By BoLOBOOLNE payday loans

A Tough Engineering Decision

Here’s the scene: It’s 1:30 PM.  In 30 minutes the CEO of your company starts a conference call with analysts to announce quarterly earnings.  PR told you he is going to tell the Wall Street analysts how cool your team’s website is.  It is quite a success — in 18 months it has rocketed from non-existence to the world’s fourth most popular site in a very competitive industry.  Sounds great to get some recognition, right?  Only problem is, today your site’s kinda broken.

The night before a database upgrade got confused half-way through with no possibility to roll back.  One of the two production databases got upgraded to the new schema and the other didn’t.  As you’d spent most of the day diagnosing, the new schema didn’t quite work with your app — some fraction of pages generated from this database came out wrong.  Busted.  Missing.  Scrambled.  Paper white.  Ugh.

After hours of group futzing between you and a couple dozen other folks, you’ve managed to get the problem mitigated.  Your app now appears to be reliably generating correct non-borked pages.  But the site that the world sees is still messed up, because of your content distribution network (CDN) partner.  The CDN caches copies of your site across the world, moving it closer to customers for faster display and reducing the load on your own app servers.  But over the course of the day, the CDN has cached copies of many broken pages.  You can of course clear the individual cache for any broken page you find, causing the CDN to fetch a clean accurate copy from your app servers.  But the site has millions of pages — how are you ever going to find all the pages that need flushing?  With 30 minutes until press time it’s not impossible. 

The only reliable way to clear all the broken pages out of the cache is to wipe clean the whole CDN cache.  Push the big reset button.  This is a fairly big deal because it means millions of cached pages will have to be wiped from the CDN and fetched from the app servers again.  Is there time before the peering eyes of Wall Street come looking?  Clearing the caches takes about 15 minutes.  Filling them back up again — who knows.  The popular stuff will fill in fast, but the long tail will probably take a while.

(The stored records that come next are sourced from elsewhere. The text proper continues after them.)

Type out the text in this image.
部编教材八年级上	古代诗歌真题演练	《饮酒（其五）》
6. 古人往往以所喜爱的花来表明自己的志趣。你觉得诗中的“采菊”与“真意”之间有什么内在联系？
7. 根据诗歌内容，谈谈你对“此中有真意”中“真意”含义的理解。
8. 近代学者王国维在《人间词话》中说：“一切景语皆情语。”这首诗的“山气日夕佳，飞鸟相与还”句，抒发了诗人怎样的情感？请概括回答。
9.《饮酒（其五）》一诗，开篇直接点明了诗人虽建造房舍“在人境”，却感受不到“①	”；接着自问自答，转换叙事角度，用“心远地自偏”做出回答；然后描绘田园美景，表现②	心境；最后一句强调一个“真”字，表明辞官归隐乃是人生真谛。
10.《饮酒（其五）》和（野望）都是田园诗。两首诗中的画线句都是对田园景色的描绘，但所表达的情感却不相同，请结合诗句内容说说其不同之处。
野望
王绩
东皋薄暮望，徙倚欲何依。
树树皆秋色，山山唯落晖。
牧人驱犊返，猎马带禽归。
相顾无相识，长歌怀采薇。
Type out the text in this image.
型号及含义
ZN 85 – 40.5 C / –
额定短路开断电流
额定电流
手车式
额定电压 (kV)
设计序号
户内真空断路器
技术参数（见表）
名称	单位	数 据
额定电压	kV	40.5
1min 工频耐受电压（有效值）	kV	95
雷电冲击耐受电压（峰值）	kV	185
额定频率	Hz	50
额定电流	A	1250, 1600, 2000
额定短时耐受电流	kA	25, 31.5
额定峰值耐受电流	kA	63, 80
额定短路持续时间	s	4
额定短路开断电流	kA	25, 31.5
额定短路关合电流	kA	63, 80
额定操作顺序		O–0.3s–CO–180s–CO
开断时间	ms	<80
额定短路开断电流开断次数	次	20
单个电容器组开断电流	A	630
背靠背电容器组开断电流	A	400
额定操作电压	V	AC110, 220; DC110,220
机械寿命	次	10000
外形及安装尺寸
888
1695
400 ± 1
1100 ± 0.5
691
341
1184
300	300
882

To make it worse, clearing those caches will mean a big increase in traffic to the app servers.  You’ve hit the button before during code releases.  But always very late at night when traffic is light.  Early afternoon is about as high as traffic gets.  These systems are not the most stable in the world right now — you’re not sure if they’ll survive a cache clear in the middle of the afternoon.  Any web site will slow down with lots of traffic.  But too much traffic and these systems crash.  Break.  Stop working at all.  And often won’t get back up without a lot of help.  Sometimes such crashes will ripple back through dependent systems and it takes hours to figure out what’s happened.  Maybe even take the whole company off-line for a while, and that’s always fun to explain to the execs afterwards.

This is the risk of hitting the big button and clearing the caches.  Best case is the site runs slowly for a while as the caches repopulate.  Worst case, the whole system goes completely south while the analysts are checking it out.  Alternately you could just leave the site in its somewhat-broken but mostly working state for the analysts to look at.

So, what do you do?

A friend from college pointed out to me that engineers get paid for their judgment.  Doing rote calculations doesn’t demand a high salary.  Using your experience and opinion to weigh alternatives does.  Considering the relative merits of trade-offs, especially when the stakes are high — that’s where you really need somebody who is wise and experienced.

I have to digress for a moment to consider what’s really going on here when I say "the stakes are high."  In this industry, a big stupid mistake where you muck with live running machinery that you shouldn’t be means thousands of people don’t get their web page for a while.  Compare this to a friend who makes cheese for a living, and mucked around with live running machinery and got badly hurt.  A mistake on the production web servers potentially could have destroyed millions of dollars of abstract shareholder value.  But nobody was going to get their arm ripped off.  (Warning — these pictures are really gross.)  Anyway…

So what did I do when faced with this dilemma recently?  Me?  I went for it — I hit the button.  And everything was fine.  For a while the site was really slow while the caches refreshed.  Many CPUs were pegged from our app tier back through the databases that the whole company relies on.  But nothing broke.  And when pages finally loaded they looked good.  After about an hour, everything was back to normal.  Most everybody never noticed a thing. 

Just another exciting, adventurous, yet entirely unglamorous day in the life of a software engineer.

  1. leodirac says:

    Yep. Based on just what's shared here I probably would have held off. But my experience with the whole system gave me enough confidence that it would work out that I thought it worth the risk. I knew the CDN's cache efficiency hadn't been super high, and I had faith in the robustness of the database I knew we'd be pummeling hardest, especially since we'd tuned the connection and thread pools to that one to keep the system from swamping itself under heavy load. Like I say it's a judgment call.

  2. Ramez Naam says:

    Great story. I think I would have not pressed the button, on the grounds of choosing the devil I knew over the one I didn't (the potential takedown of the whole site).

    Glad it worked out!

  1. There are no trackbacks for this post yet.